Retraites : la CPME plaide pour une meilleure prise en charge de l'usure professionnelle
latribune.fr
Le patron de la CPME plaide pour une meilleure prise en charge des métiers pénibles, à travers le Fonds d'investissement dans la prévention de l'usure professionnelle (FIPU).
Le président de la CPME François Asselin s'est dit mardi prêt à discuter avec les autres partenaires sociaux d'une amélioration de la réforme des retraites, suggérant de la cibler sur les métiers créant de l'usure professionnelle.
[Article publié le mercredi 8 janvier 2025 à 7h17, mis à jour à 11h05] Les partenaires sociaux défilent à Matignon depuis mardi pour s'entretenir avec le Premier ministre sur tous les sujets liés à la retraite. Le président de la Confédération des petites et moyennes et entreprises (CPME), François Asselin, a d'ailleurs soufflé une idée à François Bayrou : concentrer les efforts sur les métiers générant une usure professionnelle. Il a ainsi plaidé pour une meilleure prise en charge des métiers pénibles, à travers le Fonds d'investissement dans la prévention de l'usure professionnelle (FIPU). Ce fonds pourrait être utilisé pour intervenir dès le milieu de carrière, afin de prévenir les effets de l'usure.
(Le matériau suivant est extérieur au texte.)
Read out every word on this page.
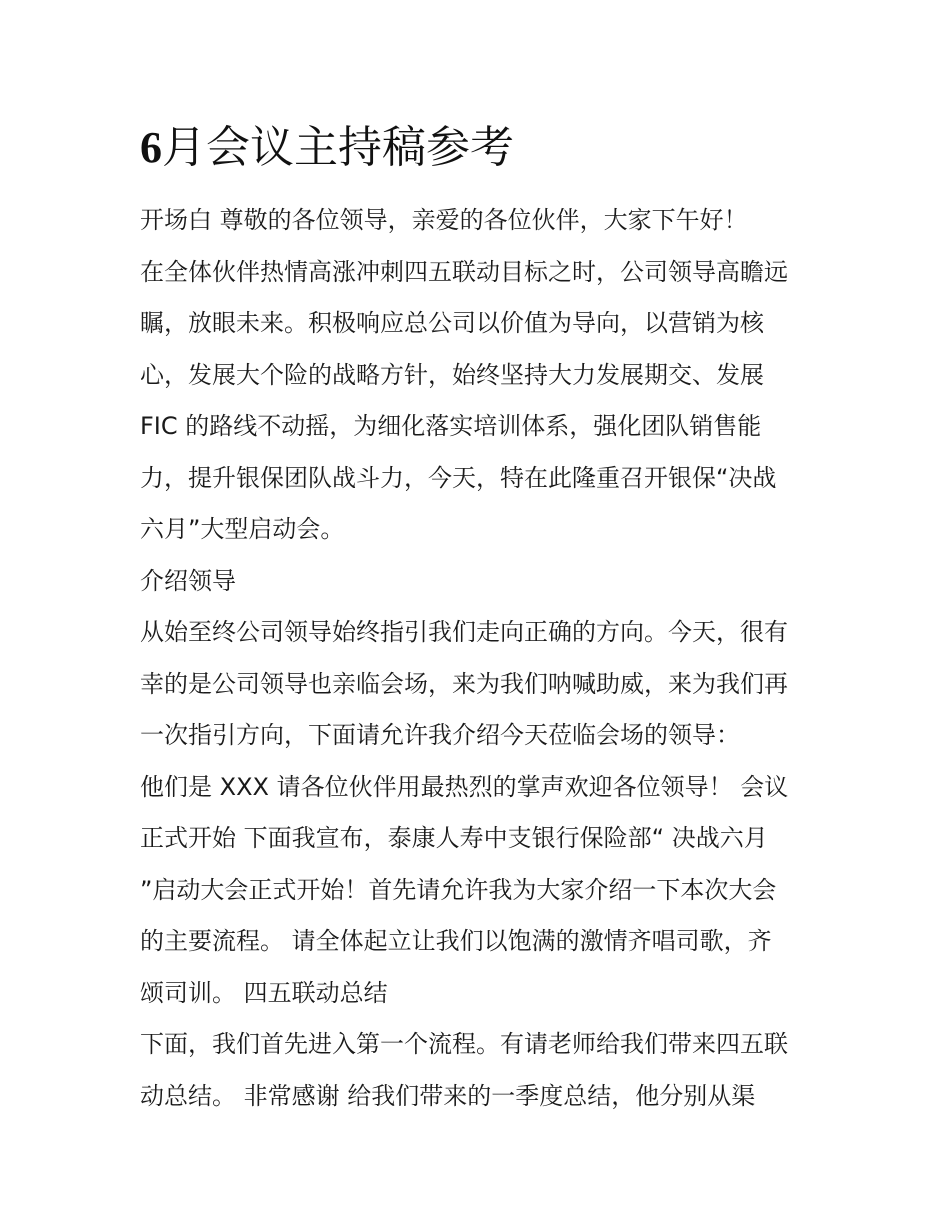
6月会议主持稿参考
开场白 尊敬的各位领导，亲爱的各位伙伴，大家下午好！
在全体伙伴热情高涨冲刺四五联动目标之时，公司领导高瞻远
瞩，放眼未来。积极响应总公司以价值为导向，以营销为核
心，发展大个险的战略方针，始终坚持大力发展期交、发展
FIC 的路线不动摇，为细化落实培训体系，强化团队销售能
力，提升银保团队战斗力，今天，特在此隆重召开银保“决战
六月”大型启动会。
介绍领导
从始至终公司领导始终指引我们走向正确的方向。今天，很有
幸的是公司领导也亲临会场，来为我们呐喊助威，来为我们再
一次指引方向，下面请允许我介绍今天莅临会场的领导：
他们是 XXX 请各位伙伴用最热烈的掌声欢迎各位领导！ 会议
正式开始 下面我宣布，泰康人寿中支银行保险部“ 决战六月
”启动大会正式开始！首先请允许我为大家介绍一下本次大会
的主要流程。 请全体起立让我们以饱满的激情齐唱司歌，齐
颂司训。 四五联动总结
下面，我们首先进入第一个流程。有请老师给我们带来四五联
动总结。 非常感谢 给我们带来的一季度总结，他分别从渠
De son côté, le président du Medef, Patrick Martin, souhaite aller au-delà de simples ajustements sur les retraites. Il propose d'ouvrir un débat plus large sur le financement de la protection sociale, en évoquant des pistes controversées telles que les régimes de retraite par capitalisation ou le transfert partiel des charges sociales vers la fiscalité, via des outils comme la TVA sociale ou la CSG. Il reconnaît que l'option de la TVA sociale est pour l'instant écartée par le gouvernement, mais estime qu'un véritable débat de fond sur la soutenabilité du système de protection sociale est indispensable.
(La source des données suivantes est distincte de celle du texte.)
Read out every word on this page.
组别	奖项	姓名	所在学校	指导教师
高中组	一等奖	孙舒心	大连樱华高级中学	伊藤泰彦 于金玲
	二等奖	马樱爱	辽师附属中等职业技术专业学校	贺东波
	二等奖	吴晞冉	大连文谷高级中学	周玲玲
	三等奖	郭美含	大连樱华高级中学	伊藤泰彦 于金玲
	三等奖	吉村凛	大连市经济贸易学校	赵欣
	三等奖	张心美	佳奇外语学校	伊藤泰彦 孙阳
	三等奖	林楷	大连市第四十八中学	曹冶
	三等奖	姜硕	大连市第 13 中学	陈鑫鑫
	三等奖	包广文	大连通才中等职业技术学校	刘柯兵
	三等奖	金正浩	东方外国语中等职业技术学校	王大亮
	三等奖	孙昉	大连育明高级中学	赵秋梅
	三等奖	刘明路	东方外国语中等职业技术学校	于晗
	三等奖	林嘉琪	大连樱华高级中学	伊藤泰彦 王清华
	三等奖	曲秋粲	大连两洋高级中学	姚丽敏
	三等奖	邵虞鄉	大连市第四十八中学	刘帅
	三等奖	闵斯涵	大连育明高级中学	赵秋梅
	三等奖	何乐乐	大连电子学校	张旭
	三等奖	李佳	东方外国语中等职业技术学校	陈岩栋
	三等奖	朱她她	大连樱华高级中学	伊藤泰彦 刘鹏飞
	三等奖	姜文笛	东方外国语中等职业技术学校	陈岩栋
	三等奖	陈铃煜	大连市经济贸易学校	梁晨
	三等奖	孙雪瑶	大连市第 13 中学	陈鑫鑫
L'âge de départ négociable
Reçue mardi en fin d'après-midi à Matignon, la numéro un de la CFDT Marylise Léon a confirmé que tous les sujets sont « sur la table ». Et notamment celui de l'âge légal de départ, « l'éléphant au milieu de la pièce », a-t-elle souligné ce mercredi sur LCI. François Bayrou a affirmé mi-décembre, peu après sa nomination comme Premier ministre, croire une autre solution possible pour le financement du système des retraites que le report de l'âge de 62 à 64 ans, acté dans la réforme de 2023.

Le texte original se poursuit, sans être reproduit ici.